To get started, visit this guide which will show you how to build a service with Gemma 3 on Cloud Run with Ollama.
AI Summary and Description: Yes
Summary: The introduction of Gemma 3, a family of lightweight AI models optimized for performance and portability, signifies a notable advancement in AI application development, particularly when deployed via Google’s Cloud Run. The integration of serverless architecture enhances efficiency and responsiveness, making it easier for developers to manage and scale AI workloads.
Detailed Description:
Gemma 3 represents a significant step forward in the deployment and efficiency of AI models, particularly tailored for cloud environments. Key points regarding Gemma 3 include:
– **Performance and Portability**:
– Built on the cutting-edge technology of Gemini 2.0, Gemma 3 offers lightweight model architecture, making it suitable for a variety of AI applications that require rapid deployment and low infrastructure overhead.
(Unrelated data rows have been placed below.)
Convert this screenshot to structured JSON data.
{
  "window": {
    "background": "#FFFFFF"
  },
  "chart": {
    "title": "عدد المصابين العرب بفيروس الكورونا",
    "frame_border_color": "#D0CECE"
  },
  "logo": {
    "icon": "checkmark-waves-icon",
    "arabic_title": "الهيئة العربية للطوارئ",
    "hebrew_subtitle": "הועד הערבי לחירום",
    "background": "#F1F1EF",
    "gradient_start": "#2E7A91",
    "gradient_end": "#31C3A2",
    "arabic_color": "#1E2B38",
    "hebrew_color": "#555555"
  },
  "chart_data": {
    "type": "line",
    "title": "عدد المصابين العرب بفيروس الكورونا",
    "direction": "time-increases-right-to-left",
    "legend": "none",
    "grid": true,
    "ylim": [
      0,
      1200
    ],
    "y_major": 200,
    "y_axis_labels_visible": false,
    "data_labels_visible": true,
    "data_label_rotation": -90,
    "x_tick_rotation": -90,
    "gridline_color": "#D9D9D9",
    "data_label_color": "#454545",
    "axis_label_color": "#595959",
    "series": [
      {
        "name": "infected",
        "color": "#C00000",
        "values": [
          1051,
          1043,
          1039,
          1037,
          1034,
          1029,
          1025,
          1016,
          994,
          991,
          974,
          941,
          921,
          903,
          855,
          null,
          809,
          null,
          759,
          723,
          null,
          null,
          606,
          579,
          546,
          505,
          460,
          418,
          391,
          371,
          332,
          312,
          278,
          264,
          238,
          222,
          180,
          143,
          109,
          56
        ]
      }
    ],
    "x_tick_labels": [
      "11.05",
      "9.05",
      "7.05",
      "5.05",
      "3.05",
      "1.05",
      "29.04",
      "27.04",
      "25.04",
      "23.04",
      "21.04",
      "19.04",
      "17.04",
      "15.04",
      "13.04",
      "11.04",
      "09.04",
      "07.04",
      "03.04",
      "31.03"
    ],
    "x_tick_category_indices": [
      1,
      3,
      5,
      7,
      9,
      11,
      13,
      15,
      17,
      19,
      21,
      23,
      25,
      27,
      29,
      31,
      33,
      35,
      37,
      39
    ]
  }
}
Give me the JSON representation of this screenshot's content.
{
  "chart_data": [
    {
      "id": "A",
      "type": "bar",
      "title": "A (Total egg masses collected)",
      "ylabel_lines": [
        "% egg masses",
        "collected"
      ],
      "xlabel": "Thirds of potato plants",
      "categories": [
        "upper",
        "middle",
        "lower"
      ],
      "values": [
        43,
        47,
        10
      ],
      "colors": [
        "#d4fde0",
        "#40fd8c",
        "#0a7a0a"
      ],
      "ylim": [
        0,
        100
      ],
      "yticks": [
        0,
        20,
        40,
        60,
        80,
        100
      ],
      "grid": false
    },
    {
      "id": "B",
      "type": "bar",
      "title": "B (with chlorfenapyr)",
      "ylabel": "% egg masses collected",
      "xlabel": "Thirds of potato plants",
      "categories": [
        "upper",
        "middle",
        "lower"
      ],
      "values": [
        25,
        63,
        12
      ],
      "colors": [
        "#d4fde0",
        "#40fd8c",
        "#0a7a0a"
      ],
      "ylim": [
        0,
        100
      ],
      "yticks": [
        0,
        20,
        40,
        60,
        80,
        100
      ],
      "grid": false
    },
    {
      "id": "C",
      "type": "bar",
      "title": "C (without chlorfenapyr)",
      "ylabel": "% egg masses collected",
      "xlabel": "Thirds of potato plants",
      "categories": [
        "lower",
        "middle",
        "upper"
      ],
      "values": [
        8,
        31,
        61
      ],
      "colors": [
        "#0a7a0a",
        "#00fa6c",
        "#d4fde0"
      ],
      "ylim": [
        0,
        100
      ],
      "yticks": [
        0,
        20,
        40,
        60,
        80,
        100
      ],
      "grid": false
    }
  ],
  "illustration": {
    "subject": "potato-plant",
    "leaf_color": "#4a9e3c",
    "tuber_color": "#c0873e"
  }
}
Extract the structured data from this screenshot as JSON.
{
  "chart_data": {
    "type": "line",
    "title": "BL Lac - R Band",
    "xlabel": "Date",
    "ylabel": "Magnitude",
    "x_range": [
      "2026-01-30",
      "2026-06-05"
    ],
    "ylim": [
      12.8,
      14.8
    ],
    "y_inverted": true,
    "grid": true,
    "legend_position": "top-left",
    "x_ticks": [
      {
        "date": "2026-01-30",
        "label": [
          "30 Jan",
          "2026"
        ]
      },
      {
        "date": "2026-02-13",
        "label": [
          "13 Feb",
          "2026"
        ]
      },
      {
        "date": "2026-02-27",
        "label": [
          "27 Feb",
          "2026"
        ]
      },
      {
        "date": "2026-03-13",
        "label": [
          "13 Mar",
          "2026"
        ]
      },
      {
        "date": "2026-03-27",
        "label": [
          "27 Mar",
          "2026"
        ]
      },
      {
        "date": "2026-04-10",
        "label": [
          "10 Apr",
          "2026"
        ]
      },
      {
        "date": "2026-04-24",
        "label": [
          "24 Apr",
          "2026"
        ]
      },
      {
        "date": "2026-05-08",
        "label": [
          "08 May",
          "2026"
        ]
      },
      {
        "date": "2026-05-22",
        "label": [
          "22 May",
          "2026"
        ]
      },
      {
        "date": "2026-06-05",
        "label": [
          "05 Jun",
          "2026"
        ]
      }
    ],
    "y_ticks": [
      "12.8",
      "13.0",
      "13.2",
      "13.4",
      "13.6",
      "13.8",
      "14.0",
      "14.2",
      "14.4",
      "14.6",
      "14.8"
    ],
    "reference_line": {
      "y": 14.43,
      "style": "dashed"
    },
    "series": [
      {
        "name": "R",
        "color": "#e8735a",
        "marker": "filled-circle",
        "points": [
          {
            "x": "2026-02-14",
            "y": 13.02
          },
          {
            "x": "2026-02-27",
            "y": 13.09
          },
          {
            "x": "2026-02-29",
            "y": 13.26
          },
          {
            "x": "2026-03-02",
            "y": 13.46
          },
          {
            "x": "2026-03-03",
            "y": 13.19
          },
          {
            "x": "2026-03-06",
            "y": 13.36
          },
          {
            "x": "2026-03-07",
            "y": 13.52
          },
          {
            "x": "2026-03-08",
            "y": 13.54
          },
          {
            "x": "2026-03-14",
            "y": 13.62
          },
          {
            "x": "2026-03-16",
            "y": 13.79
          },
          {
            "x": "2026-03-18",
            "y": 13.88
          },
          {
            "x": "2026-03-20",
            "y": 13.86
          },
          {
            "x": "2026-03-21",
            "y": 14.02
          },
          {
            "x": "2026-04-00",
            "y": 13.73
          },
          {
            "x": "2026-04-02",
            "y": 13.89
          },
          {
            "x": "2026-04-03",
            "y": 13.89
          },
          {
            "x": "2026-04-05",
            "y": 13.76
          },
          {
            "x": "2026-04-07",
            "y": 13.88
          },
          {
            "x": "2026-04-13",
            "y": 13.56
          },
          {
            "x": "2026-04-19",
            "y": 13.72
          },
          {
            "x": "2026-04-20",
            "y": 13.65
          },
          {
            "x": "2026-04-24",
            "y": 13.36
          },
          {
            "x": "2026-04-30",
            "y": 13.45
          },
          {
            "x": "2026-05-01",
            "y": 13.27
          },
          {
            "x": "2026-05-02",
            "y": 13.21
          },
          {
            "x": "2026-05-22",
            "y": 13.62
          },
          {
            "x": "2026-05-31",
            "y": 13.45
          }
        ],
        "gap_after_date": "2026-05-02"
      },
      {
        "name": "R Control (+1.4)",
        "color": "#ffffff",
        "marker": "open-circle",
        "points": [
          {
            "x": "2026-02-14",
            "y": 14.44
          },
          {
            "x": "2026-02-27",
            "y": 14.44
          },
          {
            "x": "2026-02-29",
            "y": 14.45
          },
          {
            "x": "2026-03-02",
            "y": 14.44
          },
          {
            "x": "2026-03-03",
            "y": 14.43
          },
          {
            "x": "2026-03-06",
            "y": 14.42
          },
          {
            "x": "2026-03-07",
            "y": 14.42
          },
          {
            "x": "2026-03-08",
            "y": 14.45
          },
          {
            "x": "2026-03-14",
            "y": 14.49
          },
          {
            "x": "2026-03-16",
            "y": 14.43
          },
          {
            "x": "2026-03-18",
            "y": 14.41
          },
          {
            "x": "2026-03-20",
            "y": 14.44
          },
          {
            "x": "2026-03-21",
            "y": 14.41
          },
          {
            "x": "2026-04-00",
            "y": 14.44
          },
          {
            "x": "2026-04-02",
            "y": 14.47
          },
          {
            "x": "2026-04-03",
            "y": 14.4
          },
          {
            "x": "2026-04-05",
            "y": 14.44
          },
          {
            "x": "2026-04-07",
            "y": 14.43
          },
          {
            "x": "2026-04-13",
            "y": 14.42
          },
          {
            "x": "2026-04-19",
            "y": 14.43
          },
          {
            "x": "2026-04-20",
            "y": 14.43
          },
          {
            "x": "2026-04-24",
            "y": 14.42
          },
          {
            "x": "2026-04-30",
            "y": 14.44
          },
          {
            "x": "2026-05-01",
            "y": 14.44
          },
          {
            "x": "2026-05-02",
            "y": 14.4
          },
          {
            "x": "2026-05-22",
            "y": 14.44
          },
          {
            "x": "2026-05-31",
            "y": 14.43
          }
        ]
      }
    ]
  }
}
– Designed for efficient inference workloads, Gemma 3 has a lower memory footprint yet is optimized for performance, making it economically viable for developers seeking to minimize costs.
– **Comparative Advantage**:
– In performance evaluations, Gemma 3 has shown superior capabilities compared to established models like Llama-405B and DeepSeek-V3. This is crucial for developers looking for out-of-the-box solutions for high-performance AI tasks.
– **Advanced AI Functionality**:
– Gemma 3 facilitates the creation of applications that leverage both text and visual reasoning, allowing developers to build interactive applications that can analyze diverse data formats like images, text, and video.
– The model supports a substantial 128k-token context window, enabling applications to comprehend extensive datasets, further enhancing their sophistication and utility.
– **Serverless Deployment with Cloud Run**:
– Gemma 3 is compatible with Google Cloud’s Cloud Run platform, a fully managed serverless solution. This allows developers to deploy models without the complexity of managing underlying infrastructures.
– Features include the ability for models to scale down to zero when not in use, ensuring cost efficiency, as users are billed only for actual usage.
– The rapid response times of under 30 seconds for AI inference results significantly enhance user experience, critical for applications requiring immediacy.
– **Pricing and Accessibility**:
– The competitive pricing structure for GPU usage on Cloud Run, now around ~$0.6/hr, lowers the barrier for entry for developers wanting to experiment or deploy using AI models.
– **Integration and Support**:
– Gemma 3 can leverage popular machine learning libraries and frameworks such as Hugging Face Transformers and Ollama, which is essential for compatibility and ease of integration into existing workflows.
Overall, Gemma 3’s combination of lightweight architecture, advanced capabilities, and cloud deployment aligns well with the growing demand for scalable and cost-effective AI solutions, making it a significant development for practitioners in AI, cloud computing, and infrastructure security.